The fabric for this purse was just more left overs from making aprons. It is a reason to save the smallest of fabric leftovers. The flowers were even pieces from other aprons. The book has examples of the outside of the purse made from more than one fabric and it doesn’t look patchwork, just stylish. It would be a good project to let a younger, budding seamstress with a limited budget have fun with.
I may be blind, but I still haven’t found reference to seam allowance. However, the instructions for this purse, the Clarissa bag, and how the pieces fit together indicate that 5/8 inch is the standard for the whole book. I’m going to make notes at the beginning of the book, in the section about sewing terms and where how to use the patterns is explained.
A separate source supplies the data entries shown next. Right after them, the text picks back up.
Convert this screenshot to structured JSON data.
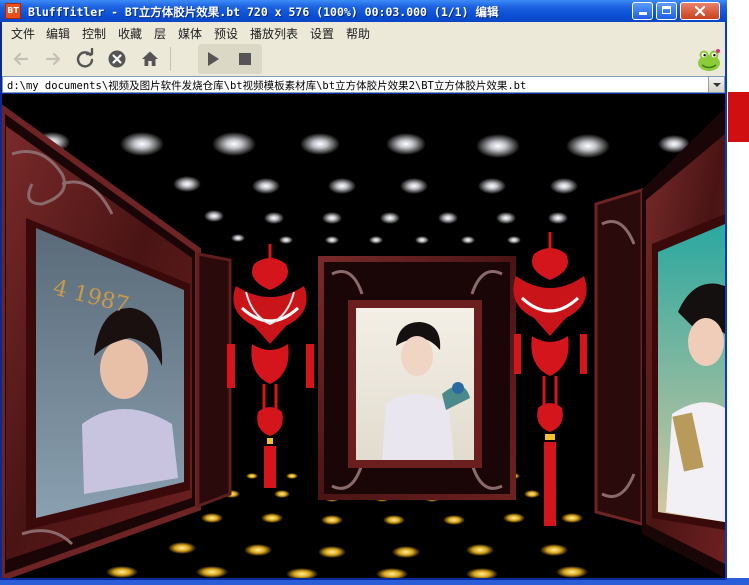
{
  "window": {
    "title": "BluffTitler - BT立方体胶片效果.bt 720 x 576 (100%) 00:03.000 (1/1) 编辑",
    "app_icon_label": "BT"
  },
  "menu": {
    "items": [
      "文件",
      "编辑",
      "控制",
      "收藏",
      "层",
      "媒体",
      "预设",
      "播放列表",
      "设置",
      "帮助"
    ]
  },
  "toolbar": {
    "buttons": [
      {
        "name": "back-arrow-icon",
        "enabled": false
      },
      {
        "name": "forward-arrow-icon",
        "enabled": false
      },
      {
        "name": "refresh-icon",
        "enabled": true
      },
      {
        "name": "stop-circle-icon",
        "enabled": true
      },
      {
        "name": "home-icon",
        "enabled": true
      },
      {
        "name": "play-icon",
        "enabled": true
      },
      {
        "name": "stop-square-icon",
        "enabled": true
      }
    ]
  },
  "address": {
    "path": "d:\\my documents\\视频及图片软件发烧仓库\\bt视频模板素材库\\bt立方体胶片效果2\\BT立方体胶片效果.bt"
  },
  "preview": {
    "scene": "3d-photo-gallery-room",
    "left_frame_text": "4 1987"
  },
  "colors": {
    "titlebar": "#0a4fd6",
    "menubar": "#ece9d8",
    "frame_wood": "#5a1a1a",
    "knot_red": "#d4161c",
    "floor_gold": "#f2c030"
  }
}
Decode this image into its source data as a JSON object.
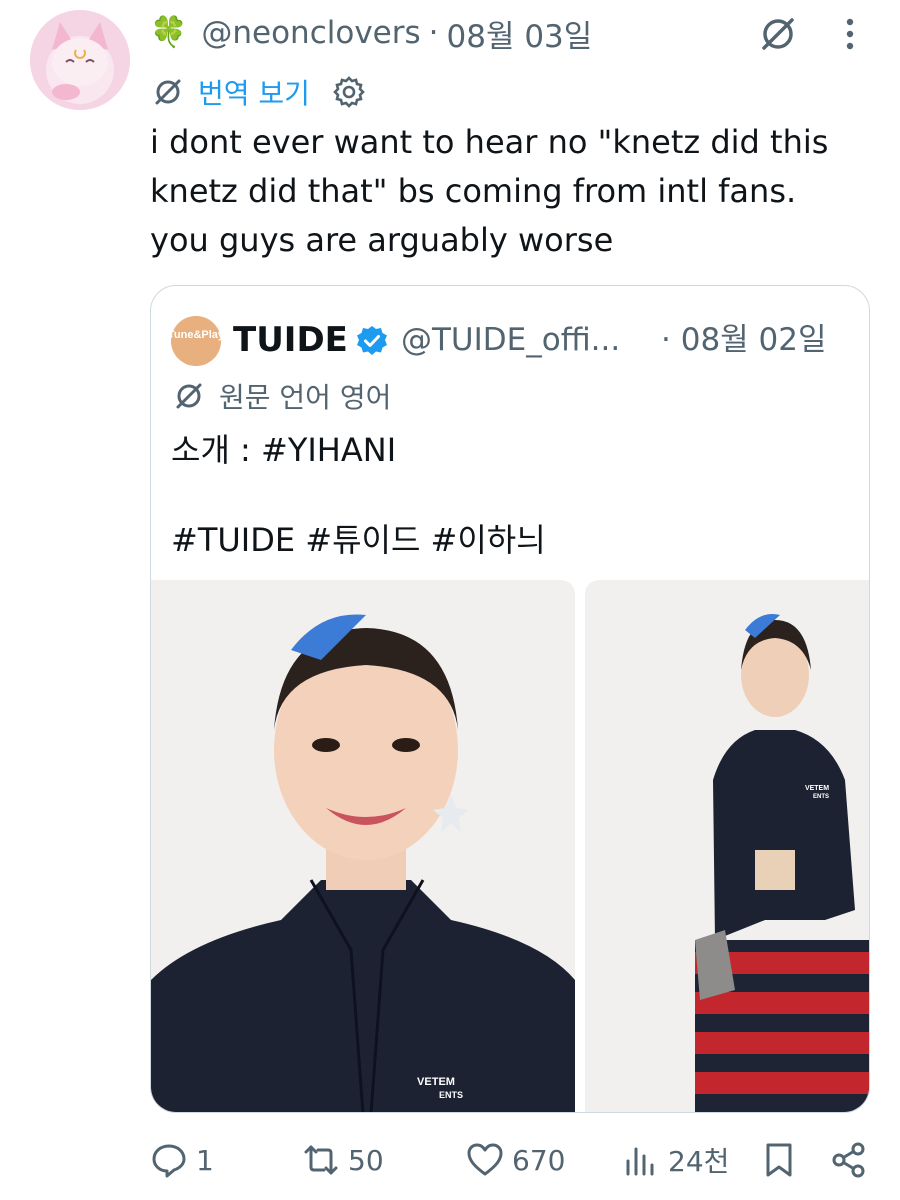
{
  "author": {
    "emoji": "🍀",
    "handle": "@neonclovers",
    "separator": "·",
    "date": "08월 03일"
  },
  "translate": {
    "label": "번역 보기"
  },
  "body_lines": [
    "i dont ever want to hear no \"knetz did this",
    "knetz did that\" bs coming from intl fans.",
    "you guys are arguably worse"
  ],
  "quote": {
    "avatar_text": "Tune&Play",
    "name": "TUIDE",
    "handle": "@TUIDE_offi...",
    "separator": "·",
    "date": "08월 02일",
    "language_note": "원문 언어 영어",
    "text_line1": "소개 : #YIHANI",
    "text_line2": "#TUIDE #튜이드 #이하늬",
    "left_media": {
      "print_text": "VETEM",
      "print_text2": "ENTS"
    },
    "right_media": {
      "print_text": "VETEM",
      "print_text2": "ENTS"
    }
  },
  "actions": {
    "reply_count": "1",
    "retweet_count": "50",
    "like_count": "670",
    "views_count": "24천"
  },
  "colors": {
    "accent": "#1d9bf0",
    "secondary_text": "#536471",
    "primary_text": "#0f1419",
    "border": "#cfd9de"
  }
}
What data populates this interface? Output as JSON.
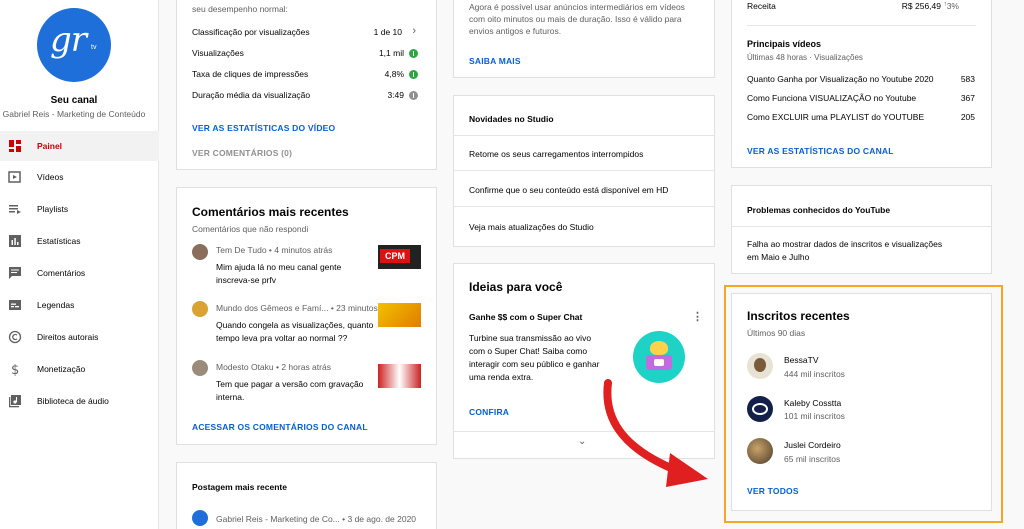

One of the fun things about sewing a few bags in a row, is that I am beginning to get ideas about how I can add pockets that aren’t part of the original design. This little purse is barely a pocket by itself, but there was still room for a double open pocket. I used the basic lined pocket construction from the section about pockets in “useful information” near the beginning. I measured the pocket pieces so that they would be clear of the seam lines, and I divided the pocket with an off-set seam down the (not exact) middle. I am generally against too much symmetry…
Reinforcing the seams with a narrow zig zag stitch, then trimming, worked well for this purse, too. The main problem I had was that I missed the directions about leaving a 1/2 inch free when sewing the layers to the zipper. (I have now highlighted this in the book) I had to
undo some stitching to make things go together correctly when sewing the outer edges of the purse. When I was done, the zipper ends seemed a bit too loose and ready to come out, so I put my size 16 sewing machine needle to good use and tacked the whole end of the zipper through all the layers from the outside. I think I need to sew over the ends of the zipper more thoroughly from the inside next time.
I actually made the larger version of this purse. It strikes me as handy for a shopping trip where you don’t want a big purse in addition to purchased parcels. The smaller version would make a cute money purse or coin bag. I gave this first one away, but hope to make one for myself sometime.